China is an industrialized nation that relies heavily on foreign oil. It is the largest consumer of Iranian oil and does not feel constrained by U.S. sanctions aimed at Iran’s oil industry. However, the United States does not need to fear growing Chinese influence in Iran as it feared Soviet influence. China has shown itself no friend to its own Muslim communities and has little with which to influence Iranian policy.

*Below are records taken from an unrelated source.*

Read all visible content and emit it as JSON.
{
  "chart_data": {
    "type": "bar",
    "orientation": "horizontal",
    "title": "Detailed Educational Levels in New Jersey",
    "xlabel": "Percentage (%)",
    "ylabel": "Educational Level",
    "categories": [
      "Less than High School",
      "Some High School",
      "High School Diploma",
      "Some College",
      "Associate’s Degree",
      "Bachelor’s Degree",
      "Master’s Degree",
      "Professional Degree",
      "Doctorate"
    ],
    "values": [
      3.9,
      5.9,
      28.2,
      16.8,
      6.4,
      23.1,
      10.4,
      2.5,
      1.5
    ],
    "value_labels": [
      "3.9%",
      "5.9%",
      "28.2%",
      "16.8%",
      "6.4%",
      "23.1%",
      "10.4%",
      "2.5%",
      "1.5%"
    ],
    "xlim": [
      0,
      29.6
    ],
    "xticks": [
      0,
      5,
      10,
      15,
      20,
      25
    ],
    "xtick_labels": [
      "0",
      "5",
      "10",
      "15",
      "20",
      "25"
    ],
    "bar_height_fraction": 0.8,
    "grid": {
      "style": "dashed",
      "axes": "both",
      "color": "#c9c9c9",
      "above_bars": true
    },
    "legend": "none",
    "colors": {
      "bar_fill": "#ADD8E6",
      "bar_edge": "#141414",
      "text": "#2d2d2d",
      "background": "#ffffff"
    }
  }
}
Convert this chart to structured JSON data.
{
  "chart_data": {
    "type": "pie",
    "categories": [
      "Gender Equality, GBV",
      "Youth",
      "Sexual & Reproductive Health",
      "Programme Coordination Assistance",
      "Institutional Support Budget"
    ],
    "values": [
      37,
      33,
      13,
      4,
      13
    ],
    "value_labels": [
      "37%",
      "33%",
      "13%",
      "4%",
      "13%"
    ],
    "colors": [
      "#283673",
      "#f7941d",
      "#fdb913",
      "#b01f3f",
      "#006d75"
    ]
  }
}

As the Navy increasingly turns toward the Pacific and the growing threat posed by China, it does so without a corresponding growth in resources. This means it must smartly prioritize the allocation of the assets it has available. The need to maintain a significant number of naval forces in the Middle East region is now dubious. The economics of oil in the 21st century mitigate many of the concerns that drove policy in the region for the past 40 years. The Army and U.S. Special Operations Command own the counterterrorist mission. What Navy mission exists in the region that outweighs the need for greater naval forces in the Western Pacific? The United States continues to suffer from the hangover left by Islamic Revolution in 1979, and it is now allowing the specter of a resurgent Iran to cloud its strategy. It is time to see the region as it is—a strategic backwater from a maritime perspective. The Iranian boogeyman is just that, and while the United States remains obsessed with it, the Chinese are breaking into the U.S. house and robbing us blind.
1. Michael Axworthy, A History of Iran: Empire of the Mind (New York: Basic Books, 2008), 269.